Comparing results with baseline and chance levelΒΆ

In this notebook, we present how to compare the statistical performance of a model to a minimal baseline.

Indeed, in the previous notebook, we compared the testing error by taking into account the target distribution. A good practice is to compare the testing error with a dummy baseline and the chance level. In regression, we could use the DummyRegressor and predict the mean target without using the data. The chance level can be determined by permuting the labels and check the difference of result.

Therefore, we will conduct experiment to get the score of a model and the two baselines. We will start by loading the California housing dataset.

Note

If you want a deeper overview regarding this dataset, you can refer to the Appendix - Datasets description section at the end of this MOOC.

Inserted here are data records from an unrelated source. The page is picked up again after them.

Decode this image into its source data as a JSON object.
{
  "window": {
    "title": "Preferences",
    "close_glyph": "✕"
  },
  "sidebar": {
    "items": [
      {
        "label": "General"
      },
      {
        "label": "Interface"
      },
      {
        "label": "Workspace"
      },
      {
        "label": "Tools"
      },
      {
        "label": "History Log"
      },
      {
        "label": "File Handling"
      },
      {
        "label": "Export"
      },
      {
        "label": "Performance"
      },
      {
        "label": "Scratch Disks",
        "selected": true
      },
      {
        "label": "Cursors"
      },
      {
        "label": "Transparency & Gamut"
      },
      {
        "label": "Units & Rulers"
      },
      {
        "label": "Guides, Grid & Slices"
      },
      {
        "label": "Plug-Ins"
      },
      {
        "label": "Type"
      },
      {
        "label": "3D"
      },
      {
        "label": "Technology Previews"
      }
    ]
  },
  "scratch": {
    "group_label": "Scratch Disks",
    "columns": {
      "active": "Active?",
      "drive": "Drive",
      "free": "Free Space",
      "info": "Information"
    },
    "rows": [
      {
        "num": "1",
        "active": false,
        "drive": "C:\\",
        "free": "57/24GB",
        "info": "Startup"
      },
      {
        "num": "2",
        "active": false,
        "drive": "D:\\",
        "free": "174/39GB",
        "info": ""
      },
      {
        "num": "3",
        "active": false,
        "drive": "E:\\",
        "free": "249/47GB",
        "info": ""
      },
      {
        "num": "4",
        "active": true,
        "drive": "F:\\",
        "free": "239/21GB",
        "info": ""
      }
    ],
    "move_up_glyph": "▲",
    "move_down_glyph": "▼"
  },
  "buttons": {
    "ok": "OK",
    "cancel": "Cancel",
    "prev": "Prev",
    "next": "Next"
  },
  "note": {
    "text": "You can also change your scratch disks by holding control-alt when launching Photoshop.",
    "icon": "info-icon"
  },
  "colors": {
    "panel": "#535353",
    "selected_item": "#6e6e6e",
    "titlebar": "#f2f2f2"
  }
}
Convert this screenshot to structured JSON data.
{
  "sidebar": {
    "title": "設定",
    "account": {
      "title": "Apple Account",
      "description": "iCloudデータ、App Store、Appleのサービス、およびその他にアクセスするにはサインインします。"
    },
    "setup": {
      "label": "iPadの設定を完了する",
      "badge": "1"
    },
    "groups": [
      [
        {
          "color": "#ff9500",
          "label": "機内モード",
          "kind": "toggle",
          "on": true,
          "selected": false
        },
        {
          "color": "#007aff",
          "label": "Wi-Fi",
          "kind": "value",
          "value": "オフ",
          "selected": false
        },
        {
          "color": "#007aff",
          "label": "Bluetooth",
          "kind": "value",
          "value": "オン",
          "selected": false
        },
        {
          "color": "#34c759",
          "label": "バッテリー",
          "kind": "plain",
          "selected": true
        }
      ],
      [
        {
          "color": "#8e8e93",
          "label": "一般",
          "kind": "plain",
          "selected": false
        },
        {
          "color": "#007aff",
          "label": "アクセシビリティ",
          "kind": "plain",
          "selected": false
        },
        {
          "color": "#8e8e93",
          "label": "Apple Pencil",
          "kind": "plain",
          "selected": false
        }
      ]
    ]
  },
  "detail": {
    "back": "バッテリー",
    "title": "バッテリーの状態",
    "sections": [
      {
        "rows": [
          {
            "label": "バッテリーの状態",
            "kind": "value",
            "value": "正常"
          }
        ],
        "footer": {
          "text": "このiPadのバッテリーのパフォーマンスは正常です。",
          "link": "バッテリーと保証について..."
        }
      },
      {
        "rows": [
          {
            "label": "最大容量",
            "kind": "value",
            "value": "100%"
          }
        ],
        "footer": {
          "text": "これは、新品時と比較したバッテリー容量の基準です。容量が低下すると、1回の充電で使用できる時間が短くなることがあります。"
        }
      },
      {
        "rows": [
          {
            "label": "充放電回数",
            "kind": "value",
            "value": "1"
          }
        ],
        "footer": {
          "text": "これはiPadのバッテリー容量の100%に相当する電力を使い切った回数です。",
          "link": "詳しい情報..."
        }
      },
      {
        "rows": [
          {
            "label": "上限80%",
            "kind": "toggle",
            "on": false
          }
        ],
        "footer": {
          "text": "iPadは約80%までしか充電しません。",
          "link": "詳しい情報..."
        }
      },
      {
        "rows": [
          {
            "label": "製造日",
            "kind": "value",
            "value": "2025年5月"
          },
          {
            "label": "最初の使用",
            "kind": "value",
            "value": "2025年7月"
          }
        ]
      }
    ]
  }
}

from sklearn.datasets import fetch_california_housing

data, target = fetch_california_housing(return_X_y=True, as_frame=True)
target *= 100  # rescale the target in k$

Across all evaluations, we will use a ShuffleSplit cross-validation.

from sklearn.model_selection import ShuffleSplit

cv = ShuffleSplit(n_splits=30, test_size=0.2, random_state=0)

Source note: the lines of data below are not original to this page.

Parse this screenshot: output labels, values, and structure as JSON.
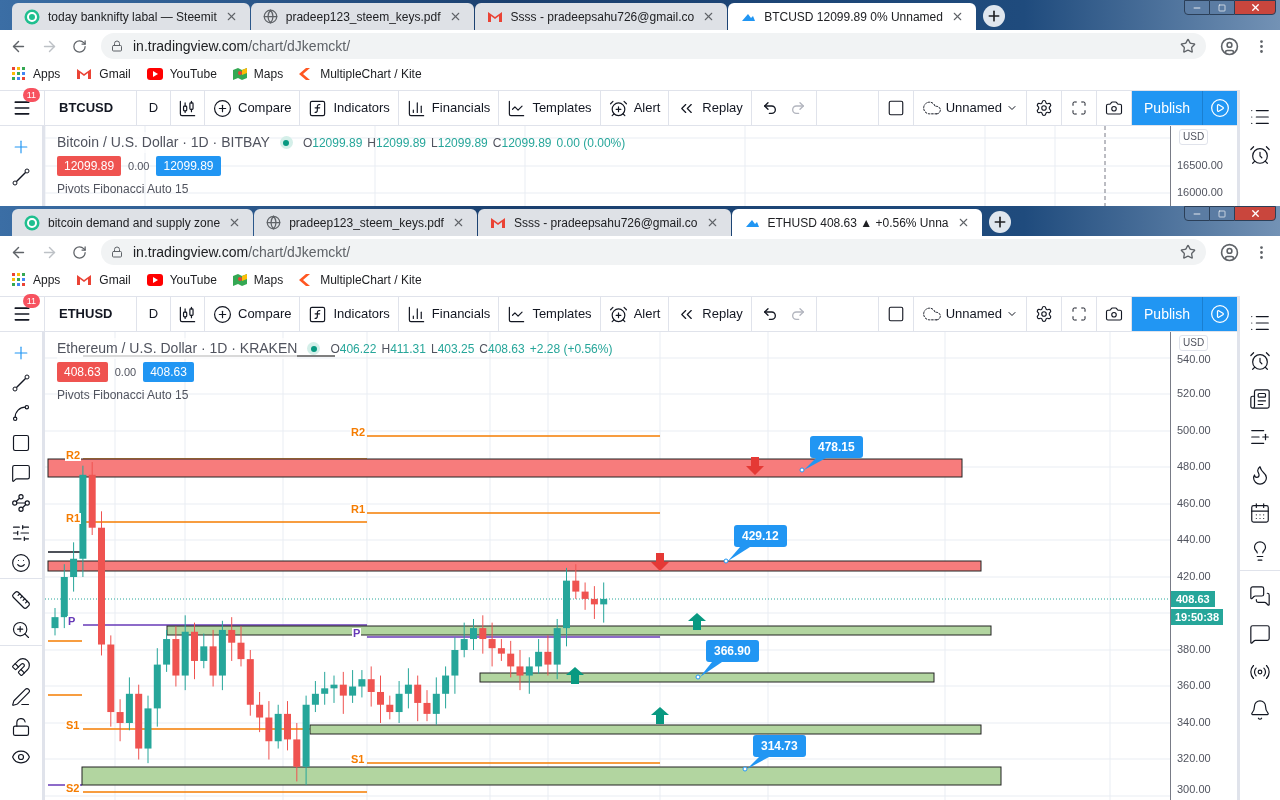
{
  "windows": [
    {
      "tabs": [
        {
          "title": "today banknifty labal — Steemit",
          "kind": "steemit",
          "selected": false
        },
        {
          "title": "pradeep123_steem_keys.pdf",
          "kind": "globe",
          "selected": false
        },
        {
          "title": "Ssss - pradeepsahu726@gmail.co",
          "kind": "gmail",
          "selected": false
        },
        {
          "title": "BTCUSD 12099.89 0% Unnamed",
          "kind": "tradingview",
          "selected": true
        }
      ],
      "address": {
        "host": "in.tradingview.com",
        "path": "/chart/dJkemckt/"
      },
      "bookmarks": [
        {
          "label": "Apps",
          "kind": "apps"
        },
        {
          "label": "Gmail",
          "kind": "gmail"
        },
        {
          "label": "YouTube",
          "kind": "youtube"
        },
        {
          "label": "Maps",
          "kind": "maps"
        },
        {
          "label": "MultipleChart / Kite",
          "kind": "kite"
        }
      ],
      "toolbar": {
        "alert_count": "11",
        "symbol": "BTCUSD",
        "interval": "D",
        "items": [
          {
            "label": "Compare",
            "kind": "compare"
          },
          {
            "label": "Indicators",
            "kind": "indicators"
          },
          {
            "label": "Financials",
            "kind": "financials"
          },
          {
            "label": "Templates",
            "kind": "templates"
          },
          {
            "label": "Alert",
            "kind": "alert"
          },
          {
            "label": "Replay",
            "kind": "replay"
          }
        ],
        "layout": "Unnamed",
        "publish": "Publish"
      },
      "chart": {
        "title": "Bitcoin / U.S. Dollar · 1D · BITBAY",
        "ohlc": [
          {
            "key": "O",
            "value": "12099.89"
          },
          {
            "key": "H",
            "value": "12099.89"
          },
          {
            "key": "L",
            "value": "12099.89"
          },
          {
            "key": "C",
            "value": "12099.89"
          }
        ],
        "change": "0.00 (0.00%)",
        "bid": "12099.89",
        "spread": "0.00",
        "ask": "12099.89",
        "indicator": "Pivots Fibonacci Auto 15",
        "currency": "USD",
        "axis_ticks": [
          "16500.00",
          "16000.00"
        ]
      }
    },
    {
      "tabs": [
        {
          "title": "bitcoin demand and supply zone",
          "kind": "steemit",
          "selected": false
        },
        {
          "title": "pradeep123_steem_keys.pdf",
          "kind": "globe",
          "selected": false
        },
        {
          "title": "Ssss - pradeepsahu726@gmail.co",
          "kind": "gmail",
          "selected": false
        },
        {
          "title": "ETHUSD 408.63 ▲ +0.56% Unna",
          "kind": "tradingview",
          "selected": true
        }
      ],
      "address": {
        "host": "in.tradingview.com",
        "path": "/chart/dJkemckt/"
      },
      "bookmarks": [
        {
          "label": "Apps",
          "kind": "apps"
        },
        {
          "label": "Gmail",
          "kind": "gmail"
        },
        {
          "label": "YouTube",
          "kind": "youtube"
        },
        {
          "label": "Maps",
          "kind": "maps"
        },
        {
          "label": "MultipleChart / Kite",
          "kind": "kite"
        }
      ],
      "toolbar": {
        "alert_count": "11",
        "symbol": "ETHUSD",
        "interval": "D",
        "items": [
          {
            "label": "Compare",
            "kind": "compare"
          },
          {
            "label": "Indicators",
            "kind": "indicators"
          },
          {
            "label": "Financials",
            "kind": "financials"
          },
          {
            "label": "Templates",
            "kind": "templates"
          },
          {
            "label": "Alert",
            "kind": "alert"
          },
          {
            "label": "Replay",
            "kind": "replay"
          }
        ],
        "layout": "Unnamed",
        "publish": "Publish"
      },
      "chart": {
        "title": "Ethereum / U.S. Dollar · 1D · KRAKEN",
        "ohlc": [
          {
            "key": "O",
            "value": "406.22"
          },
          {
            "key": "H",
            "value": "411.31"
          },
          {
            "key": "L",
            "value": "403.25"
          },
          {
            "key": "C",
            "value": "408.63"
          }
        ],
        "change": "+2.28 (+0.56%)",
        "bid": "408.63",
        "spread": "0.00",
        "ask": "408.63",
        "indicator": "Pivots Fibonacci Auto 15",
        "currency": "USD",
        "axis_ticks": [
          "540.00",
          "520.00",
          "500.00",
          "480.00",
          "460.00",
          "440.00",
          "420.00",
          "380.00",
          "360.00",
          "340.00",
          "320.00",
          "300.00"
        ],
        "last_price": "408.63",
        "countdown": "19:50:38",
        "pivot_labels": [
          {
            "label": "R2",
            "color": "#f57c00"
          },
          {
            "label": "R1",
            "color": "#f57c00"
          },
          {
            "label": "P",
            "color": "#673ab7"
          },
          {
            "label": "S1",
            "color": "#f57c00"
          },
          {
            "label": "S2",
            "color": "#f57c00"
          },
          {
            "label": "R2",
            "color": "#f57c00"
          },
          {
            "label": "R1",
            "color": "#f57c00"
          },
          {
            "label": "P",
            "color": "#673ab7"
          },
          {
            "label": "S1",
            "color": "#f57c00"
          }
        ],
        "zone_labels": [
          "478.15",
          "429.12",
          "366.90",
          "314.73"
        ]
      }
    }
  ]
}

We will start by running the cross-validation for the decision tree regressor which is our model of interest. Besides, we will store the testing error in a pandas series.

import pandas as pd
from sklearn.tree import DecisionTreeRegressor
from sklearn.model_selection import cross_validate

regressor = DecisionTreeRegressor()
result_regressor = cross_validate(regressor, data, target,
                                  cv=cv, scoring="neg_mean_absolute_error",
                                  n_jobs=2)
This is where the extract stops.